O ponto central das nossas discussões tem sido uma Educação orientada para o desenvolvimento da autonomia moral dos alunos. No post de hoje, nosso foco é o trabalho com os pequenos da Educação Infantil, mais especificamente, como podemos planejar uma proposta que favoreça a autonomia das crianças.
É bom lembrar que o conceito de autonomia que adotamos é mais amplo do que a aquisição de independência. Nossa perspectiva é a de autogoverno, ou seja, saber fazer escolhas justas para si mesmo e para o coletivo. Nesse sentido, o desenvolvimento cognitivo é imprescindível, mas não suficiente. Somente quando há um raciocínio operatório em que haja a atuação da reversibilidade (leia aqui sobre os estágios do desenvolvimento do pensamento da criança segundo o biólogo Jean Piaget), o que acontece por volta dos 7 ou 8 anos, podemos esperar atitudes mais cooperativas, demonstrando, assim, uma evolução em direção à autonomia. Mas, então, quer dizer que não há nada o que fazer com as crianças da Educação Infantil além de esperar que cresçam? Óbvio que não! O fato de não ter a lógica necessária para o exercício espontâneo da reciprocidade não significa que não podemos realizar um trabalho que favoreça e, até mesmo, acelere o processo de desenvolvimento da autonomia dos pequenos. Vejamos, então, alguns princípios necessários que devemos considerar:
1 – Qualidade do ambiente sociomoral. Para favorecer a autonomia, as relações de cooperação são fundamentais. Portanto, o ambiente deve inspirar, desde cedo, o exercício do respeito mútuo, a discussão de regras e a resolução não violenta dos conflitos diários. Para isso, é preciso garantir o espaço para as crianças se expressarem sem, contudo, permitir atitudes que firam o princípio do respeito (bater, empurrar, morder etc.), mas sim as incentivando a mostrar o que sentem por meio das palavras.
2 – Estímulo à investigação. A criança é naturalmente curiosa e deseja conhecer cada vez mais as coisas e as pessoas. Infelizmente, muitas vezes, essa curiosidade não os acompanha durante seu crescimento – uma queixa muito presente na fala dos professores de Ensino Fundamental e Médio é o fato dos alunos não se interessarem por nada. Mas o que acontece com aquela sede por descobrir os mistérios de tudo? Certamente a explicação está em como se trabalha com o conhecimento desde a Educação Infantil. Atrair o interesse das crianças pressupõe observar o que elas fazem espontaneamente, pedir sua colaboração com ideias a respeito do que querem aprender, apresentar propostas instigantes que contemplem os diferentes tipos de conhecimento (físico, social e lógico-matemático). Dar oportunidades para os pequenos fazerem escolhas também é um incentivo ao raciocínio. Além disso, deixe de lado perguntas que atraem respostas fechadas – exemplo: “Por quê?” “Porque não”. Em vez disso, prefira perguntas com final aberto e incentive os alunos a se questionarem uns aos outros – exemplo: “O quê?”, “Como?”, “Qual?”. Durante as atividades também é válido instigá-los com indagações do tipo “O que você fez?”, “Como você conseguiu?”, “Como descobriu?” e “Alguém fez diferente?”, uma vez que a busca e a organização dessas respostas favorecem a novas tomadas de consciência.

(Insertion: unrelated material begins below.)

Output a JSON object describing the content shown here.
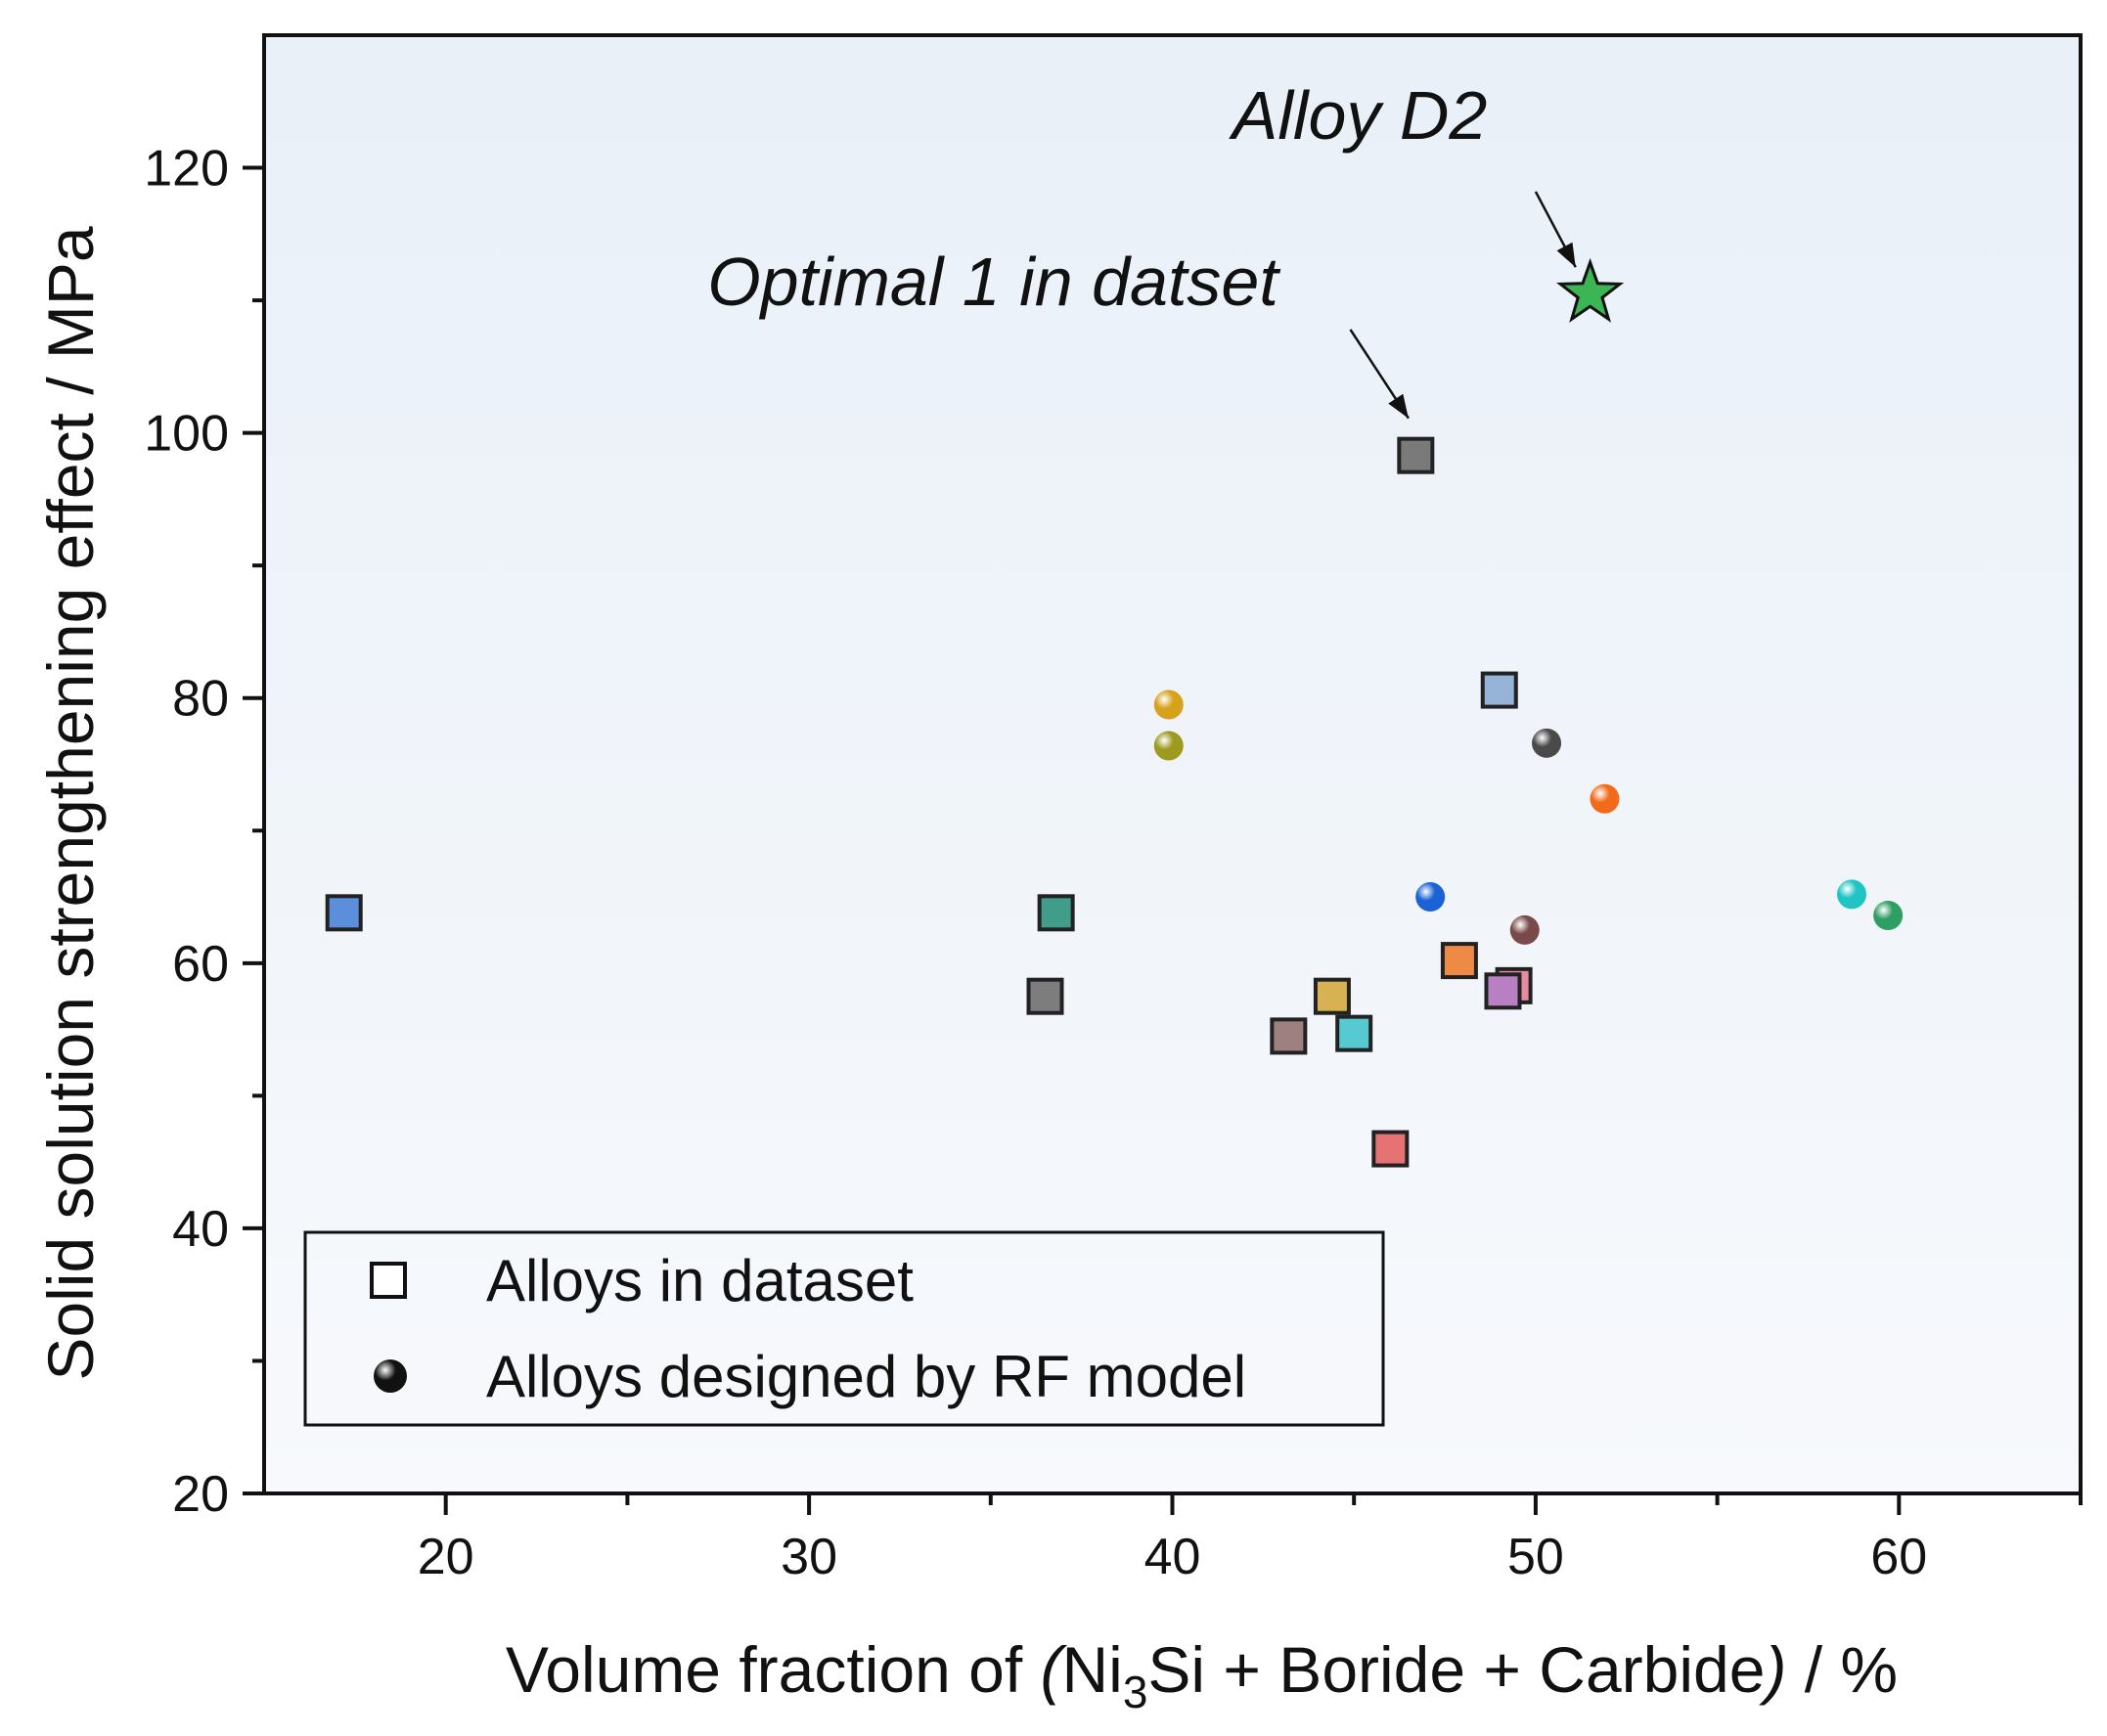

3 – Tempo adequado. Já perceberam que no planejamento das atividades, na maioria das vezes, a previsão de duração delas leva mais em consideração o que o professor pretende desenvolver durante o dia do que propriamente o tempo da criança? Muitas vezes, justamente quando estão super empolgados com a atividade, os pequenos ouvem da professora: “Agora é hora de parar”. A sugestão épermitir um tempo para eles investigarem e se envolverem profundamente.
4 – Registros sistemáticos. Observar os pequenos com olhos de pesquisador permite ao docente avaliar as regularidades e as relações estabelecidas por eles. No entanto, isso demanda uma sistematização nos registros. Mas atenção: alguns modelos de fichas de avaliação engessam e reduzem o desenvolvimento infantil a critérios simplistas que não retratam a criança.
Esses princípios que devem nortear a Educação voltada para a construção da autonomia, por mais que para alguns pareçam óbvios, não foram considerados no processo de formação da maioria de nós – tanto escolar, como familiar. Isso exige de nós um esforço ainda maior na adoção de práticas e posturas nem sempre presentes em nossa experiência como aluno.
E então, colegas! O que pensam sobre o trabalho na Educação Infantil: devemos ou não semear a autonomia? Tenho certeza de que você tem algo valioso para compartilhar conosco. Estamos contando com isso.
Cumprimentos mineiros e até a próxima sexta-feira!